O efetivo recebimento de participação nos lucros da empresa é direito dos sócios, não podendo o administrador refutá-lo ou omitir-se diante da obrigação de distribuição. Caso o faça, poderá responder civil e criminalmente e ser penalizado pela CVM, consoante o disposto nos artigos 8º e 9º , da Lei nº 6.385, de 1976.
Mas, que órgãos estariam legitimados, ou mesmo obrigados, a dispor sobre a destinação dos lucros nas hipóteses previstas?
A lei determina que haja uma assembleia-geral ordinária nos quatro primeiros meses do ano para, dentre outras atribuições, deliberar sobre a destinação do lucro do exercício.
Por outro lado, já é procedimento comum e aceito pelas autoridades de deliberação de destinação dos lucros por assembleia-geral extraordinária, quando necessária agilidade no processo, para posterior convalidação ou alteração pela assembleia-geral ordinária (AGO).
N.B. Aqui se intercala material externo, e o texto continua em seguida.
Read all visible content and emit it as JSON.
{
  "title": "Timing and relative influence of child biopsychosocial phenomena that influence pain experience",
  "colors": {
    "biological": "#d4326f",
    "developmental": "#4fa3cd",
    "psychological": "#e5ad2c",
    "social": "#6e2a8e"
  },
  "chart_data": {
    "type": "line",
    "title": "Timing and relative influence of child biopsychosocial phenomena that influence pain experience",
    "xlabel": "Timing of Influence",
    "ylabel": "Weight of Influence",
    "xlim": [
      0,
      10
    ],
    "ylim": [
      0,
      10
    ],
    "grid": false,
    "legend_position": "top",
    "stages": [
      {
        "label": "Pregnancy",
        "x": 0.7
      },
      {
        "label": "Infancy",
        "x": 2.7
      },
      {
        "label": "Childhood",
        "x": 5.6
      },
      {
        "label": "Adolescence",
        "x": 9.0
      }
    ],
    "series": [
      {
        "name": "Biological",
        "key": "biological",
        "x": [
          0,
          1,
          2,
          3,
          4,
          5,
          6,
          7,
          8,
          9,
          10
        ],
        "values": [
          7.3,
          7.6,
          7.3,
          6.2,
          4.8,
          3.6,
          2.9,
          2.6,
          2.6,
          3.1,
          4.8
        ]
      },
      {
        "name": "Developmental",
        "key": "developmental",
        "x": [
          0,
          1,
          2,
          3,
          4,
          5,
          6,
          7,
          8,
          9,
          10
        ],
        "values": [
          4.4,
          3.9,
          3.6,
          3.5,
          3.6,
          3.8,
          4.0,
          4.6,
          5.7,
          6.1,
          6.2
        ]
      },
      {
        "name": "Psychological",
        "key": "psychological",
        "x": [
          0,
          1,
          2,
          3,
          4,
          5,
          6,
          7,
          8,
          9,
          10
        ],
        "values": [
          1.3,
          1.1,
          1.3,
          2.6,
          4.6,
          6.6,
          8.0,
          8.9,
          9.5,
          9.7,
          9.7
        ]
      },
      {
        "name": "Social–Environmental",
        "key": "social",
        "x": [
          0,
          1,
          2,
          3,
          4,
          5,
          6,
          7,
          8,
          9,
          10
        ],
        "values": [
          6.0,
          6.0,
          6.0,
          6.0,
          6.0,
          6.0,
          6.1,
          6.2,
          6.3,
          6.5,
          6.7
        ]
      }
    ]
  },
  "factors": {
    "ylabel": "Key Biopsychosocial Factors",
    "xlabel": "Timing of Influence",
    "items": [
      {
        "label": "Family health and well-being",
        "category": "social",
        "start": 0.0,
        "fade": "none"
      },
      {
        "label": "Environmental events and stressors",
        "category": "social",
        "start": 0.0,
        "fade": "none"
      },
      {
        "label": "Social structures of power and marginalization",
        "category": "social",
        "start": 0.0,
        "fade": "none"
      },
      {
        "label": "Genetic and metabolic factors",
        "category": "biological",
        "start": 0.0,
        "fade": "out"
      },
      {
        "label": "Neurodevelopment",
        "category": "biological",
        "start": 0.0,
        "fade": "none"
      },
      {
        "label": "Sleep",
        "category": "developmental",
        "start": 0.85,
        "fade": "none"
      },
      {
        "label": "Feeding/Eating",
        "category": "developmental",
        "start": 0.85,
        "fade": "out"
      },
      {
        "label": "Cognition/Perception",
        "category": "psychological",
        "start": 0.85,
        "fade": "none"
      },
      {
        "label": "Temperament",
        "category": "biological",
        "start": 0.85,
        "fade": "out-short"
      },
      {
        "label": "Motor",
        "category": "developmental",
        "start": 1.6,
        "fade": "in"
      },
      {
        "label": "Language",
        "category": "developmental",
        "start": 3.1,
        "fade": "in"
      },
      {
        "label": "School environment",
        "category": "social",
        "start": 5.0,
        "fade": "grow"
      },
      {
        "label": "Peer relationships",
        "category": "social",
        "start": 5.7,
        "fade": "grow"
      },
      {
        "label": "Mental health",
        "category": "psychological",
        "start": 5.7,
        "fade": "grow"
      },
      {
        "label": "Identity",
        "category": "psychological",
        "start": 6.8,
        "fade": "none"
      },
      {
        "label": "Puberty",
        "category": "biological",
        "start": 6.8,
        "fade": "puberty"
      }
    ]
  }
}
Tal agilidade pode ser necessária, exemplificativamente, em operações de fusões, cisões e incorporações quando os lucros estivessem fora da negociação ou em casos de planejamentos estruturados, inclusive com vistas à otimização tributária.
Fato é que a destinação dos lucros pode ser decidida anteriormente à AGO, inclusive precedendo ao próprio encerramento do período, hipóteses em que não são raras as necessidades de agilidade no procedimento. Importante frisar que a lei das S.A. não inclui a destinação do lucro como matéria de competência exclusiva da assembleia-geral.
Poderia, então, a diretoria deliberar sobre a destinação dos lucros para posterior convalidação pela assembleia-geral ordinária?
A interpretação que referida possibilidade teria legalidade vem tomando força e pode ser a solução para os conhecidos problemas na agilidade de importantes decisões.
Oportunidades são perdidas, negócios são desfeitos ou finalizados de forma a prejudicar uma das partes devido à morosidade incrustada nos burocráticos procedimentos para a organização de uma assembleia-geral válida.
As possíveis críticas quanto à possível irreversibilidade dos efeitos dessa deliberação frente à eventual discordância da AGO ou mesmo do conselho de administração são legítimas. Mas, frente à possibilidade de deliberação pela AGE para posterior convalidação, as críticas quanto à decisão pela diretoria teriam o mesmo fundamento, não sendo um desses procedimentos potencialmente mais danoso ou irreversível, não havendo motivo para repulsa de um com a existência do outro.